How should the classifier be evaluated? The figure above suggests that it is a bad idea to evaluate it on the same data where it was trained. The dataset is usually split into training and testing sets. The classifier is trained on the training and evaluated on the testing set. The classifier is not allowed to see the testing set during training. When the classifier contains many hyperparameters, which need to be tuned, the dataset is split into training, validation and testing sets. Then multiple classifiers are trained on the training set, the best values of hyperparameters are selected on the validation set, and the classifier performance is evaluated on the testing set.

Additional topics

The following result shows that even shallow neural networks (not many layers) can approximate any continuous function well. As the proof suggests (Exercise 5), the price to pay is that the network needs to be extremely wide (lots of hidden neurons).

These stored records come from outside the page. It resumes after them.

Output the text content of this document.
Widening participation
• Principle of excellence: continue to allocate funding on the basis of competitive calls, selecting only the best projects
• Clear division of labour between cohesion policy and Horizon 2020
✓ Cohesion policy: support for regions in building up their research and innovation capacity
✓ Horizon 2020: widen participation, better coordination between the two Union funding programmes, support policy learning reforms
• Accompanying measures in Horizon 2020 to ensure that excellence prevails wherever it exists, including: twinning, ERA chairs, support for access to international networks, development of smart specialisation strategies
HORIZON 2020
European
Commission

BONUS: Universal approximation of neural networks

Let $g:[a,b]\to \mathbb{R}$ be a continuous function defined on an interval. Then for every $\varepsilon>0$, there is a neural network $f$ such that $\|f-g\|_{\infty}\le \varepsilon$. Moreover, this network can be chosen as a chain of the following two layers:

Dense layer with the ReLU activation function.
Dense layer with the identity activation function.

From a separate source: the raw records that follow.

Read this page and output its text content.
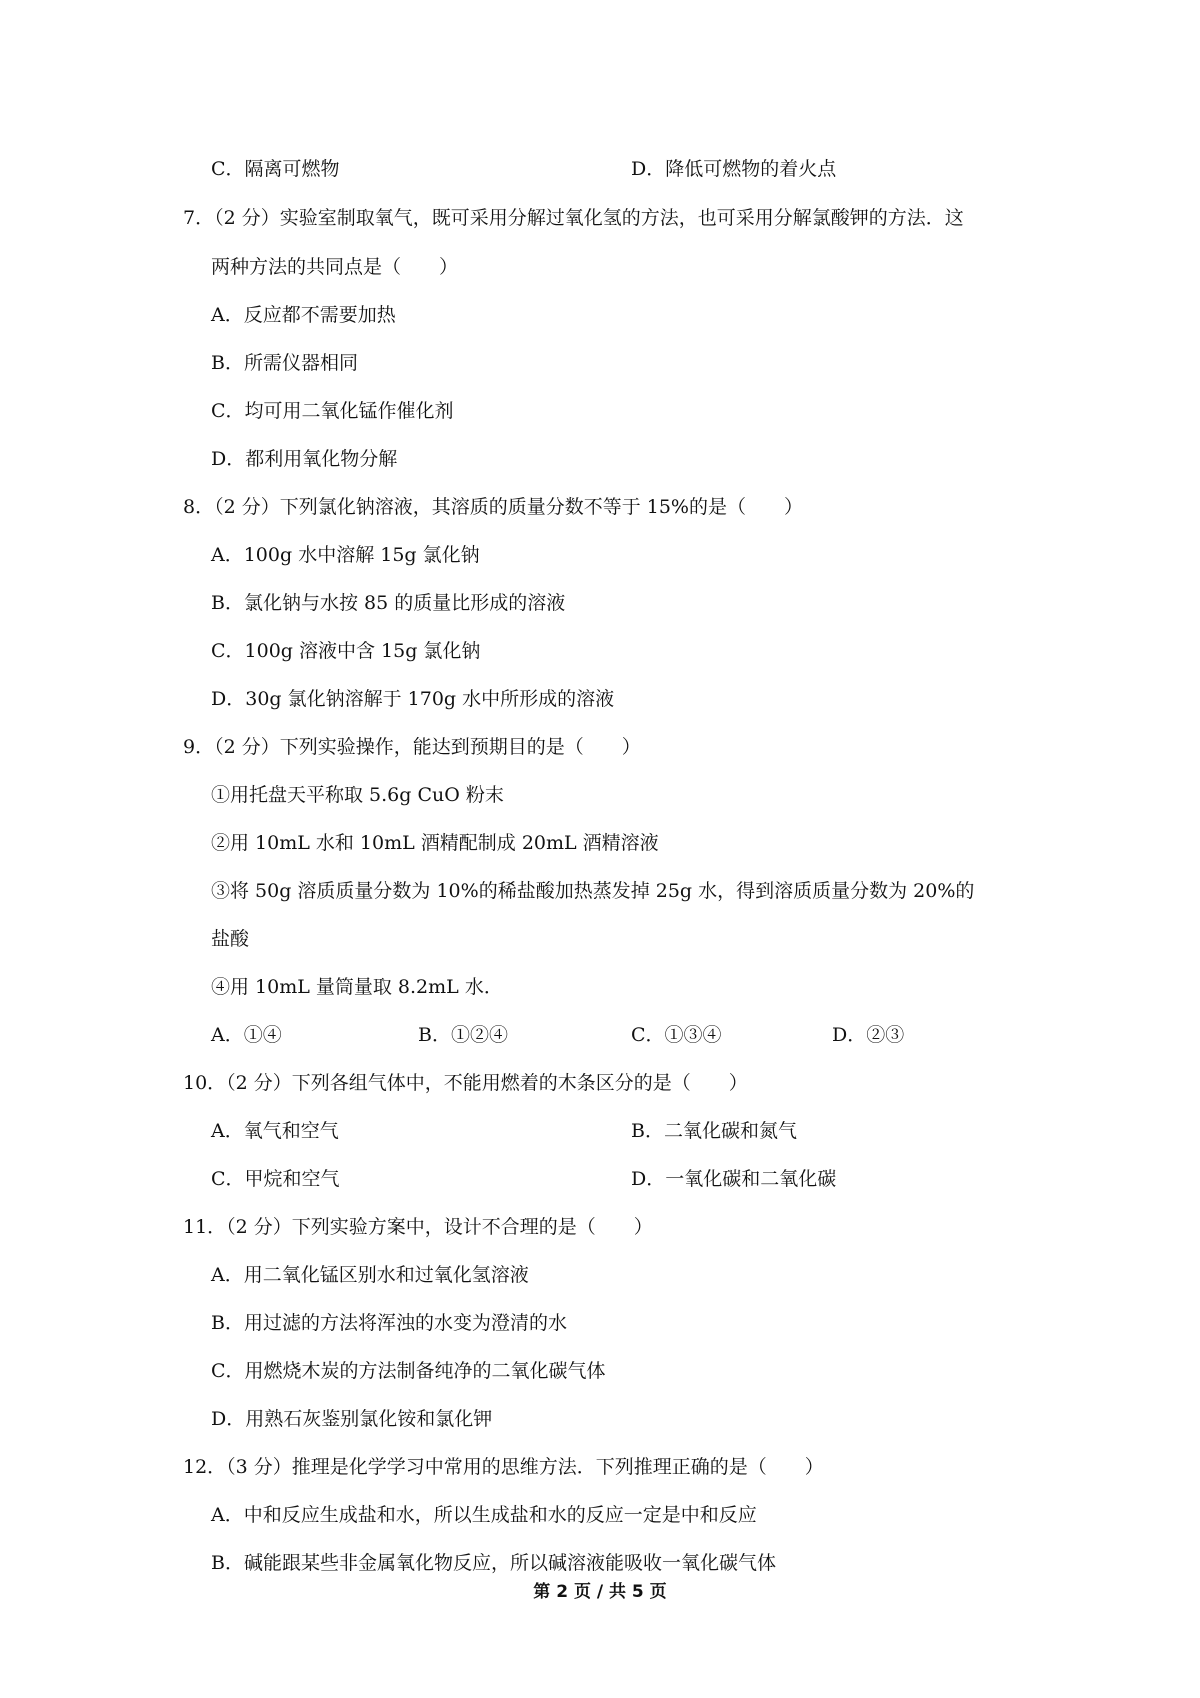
C．隔离可燃物	D．降低可燃物的着火点
7．（2 分）实验室制取氧气，既可采用分解过氧化氢的方法，也可采用分解氯酸钾的方法．这
两种方法的共同点是（　　）
A．反应都不需要加热
B．所需仪器相同
C．均可用二氧化锰作催化剂
D．都利用氧化物分解
8．（2 分）下列氯化钠溶液，其溶质的质量分数不等于 15%的是（　　）
A．100g 水中溶解 15g 氯化钠
B．氯化钠与水按 85 的质量比形成的溶液
C．100g 溶液中含 15g 氯化钠
D．30g 氯化钠溶解于 170g 水中所形成的溶液
9．（2 分）下列实验操作，能达到预期目的是（　　）
①用托盘天平称取 5.6g CuO 粉末
②用 10mL 水和 10mL 酒精配制成 20mL 酒精溶液
③将 50g 溶质质量分数为 10%的稀盐酸加热蒸发掉 25g 水，得到溶质质量分数为 20%的
盐酸
④用 10mL 量筒量取 8.2mL 水．
A．①④	B．①②④	C．①③④	D．②③
10．（2 分）下列各组气体中，不能用燃着的木条区分的是（　　）
A．氧气和空气	B．二氧化碳和氮气
C．甲烷和空气	D．一氧化碳和二氧化碳
11．（2 分）下列实验方案中，设计不合理的是（　　）
A．用二氧化锰区别水和过氧化氢溶液
B．用过滤的方法将浑浊的水变为澄清的水
C．用燃烧木炭的方法制备纯净的二氧化碳气体
D．用熟石灰鉴别氯化铵和氯化钾
12．（3 分）推理是化学学习中常用的思维方法．下列推理正确的是（　　）
A．中和反应生成盐和水，所以生成盐和水的反应一定是中和反应
B．碱能跟某些非金属氧化物反应，所以碱溶液能吸收一氧化碳气体
第 2 页 / 共 5 页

A prerequisite for training neural networks is the efficient computation of derivatives. We derive this computation in the next box. Even though it looks complicated, it is just a simple application of the chain rule. It consists of forward and backward passes. The forward pass starts with the input, computes the values at each neuron and finishes with evaluating the loss function. The backward pass starts with the loss function, computes the partial derivatives in a backward way and chains them together to obtain the composite derivative.

This computation is highly efficient because the forward pass (computing function value) and the backward pass (computing derivatives) have the same complexity. This is in sharp contrast with the finite difference method, where the computation of derivatives is much more expensive.

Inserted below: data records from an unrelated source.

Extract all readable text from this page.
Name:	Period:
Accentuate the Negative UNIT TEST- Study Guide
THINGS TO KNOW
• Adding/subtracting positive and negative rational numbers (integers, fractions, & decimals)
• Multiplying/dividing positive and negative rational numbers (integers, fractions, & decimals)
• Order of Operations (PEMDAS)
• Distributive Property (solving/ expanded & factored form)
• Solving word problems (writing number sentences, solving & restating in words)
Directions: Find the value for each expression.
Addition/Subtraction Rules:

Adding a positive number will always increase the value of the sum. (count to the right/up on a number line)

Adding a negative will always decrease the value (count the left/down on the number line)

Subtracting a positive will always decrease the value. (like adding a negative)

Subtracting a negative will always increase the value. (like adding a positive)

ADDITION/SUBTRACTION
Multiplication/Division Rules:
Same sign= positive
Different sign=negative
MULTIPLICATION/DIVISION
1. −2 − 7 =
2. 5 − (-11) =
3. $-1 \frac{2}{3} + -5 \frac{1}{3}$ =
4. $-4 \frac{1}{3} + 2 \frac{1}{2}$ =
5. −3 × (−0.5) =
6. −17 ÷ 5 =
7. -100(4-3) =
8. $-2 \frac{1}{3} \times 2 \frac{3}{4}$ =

BONUS: Computation of gradients

For simplicity, we denote $f = \operatorname{predict}$ and consider

\[L(w) := \sum_{i=1}^n \operatorname{loss}(y_i, f(w;x_i)).\]

If the classifier has only a single output (as in regression or binary classification), then the chain rule yields

\[\nabla L(w) = \sum_{i=1}^n \operatorname{loss}'(y_i, f(w;x_i))\nabla_w f(w;x_i).\]

The most difficult term to compute is $\nabla_w f(w;x_i)$. All neural networks presented in this course have a layered structure. For an input $x$, the evalutation of $f(w;x)$ is initialized by $a_0=x$ and then the iterative update

\[\begin{aligned} z_m &= W_ma_{m-1} + b_m, \\ a_m &= l_m(z_m) \end{aligned}\]

for $m=1,\dots,M$ is performed. The first equation $z_m = W_ma_{m-1} + b_m$ performs a linear mapping, while $a_m = l_m(z_m)$ applies the activation function $l_m$ to each component of $z_m$. The parameters of the network are $(W_m,b_m)_m$. Since $a_M=f(w;x)$, the chain rule implies

\[\begin{aligned} \nabla_{W_m} f &= \nabla_{W_m}a_M = \nabla_{z_M}a_M\nabla_{z_{M-1}}a_M\nabla_{a_{M-1}}z_{M-1}\dots \nabla_{z_m}a_m\nabla_{W_m}z_m, \\ \nabla_{b_m} f &= \nabla_{b_m}a_M = \nabla_{z_M}a_M\nabla_{z_{M-1}}a_M\nabla_{a_{M-1}}z_{M-1}\dots \nabla_{z_m}a_m\nabla_{b_m}z_m. \end{aligned}\]

Care needs to be taken with this expression; for example $\nabla_{W_m}z_m$ differentiates a vector with respect to a matrix. The computation of $\nabla_{W_m} f$ and $\nabla_{b_m} f$ is almost the same and only the last term differs.

Now we need to compute the individual derivatives

\[\begin{aligned} \nabla_{a_{m-1}} z_m &= W_m, \\ \nabla_{z_m} a_m &= \operatorname{diag}(l_m'(z_m)). \end{aligned}\]

The derivative in $l_m'(z_m)$ is understood componentwise, and $\operatorname{diag}$ makes a diagonal matrix from the vector.

Combining all these relations allow computing the derivative of the whole network.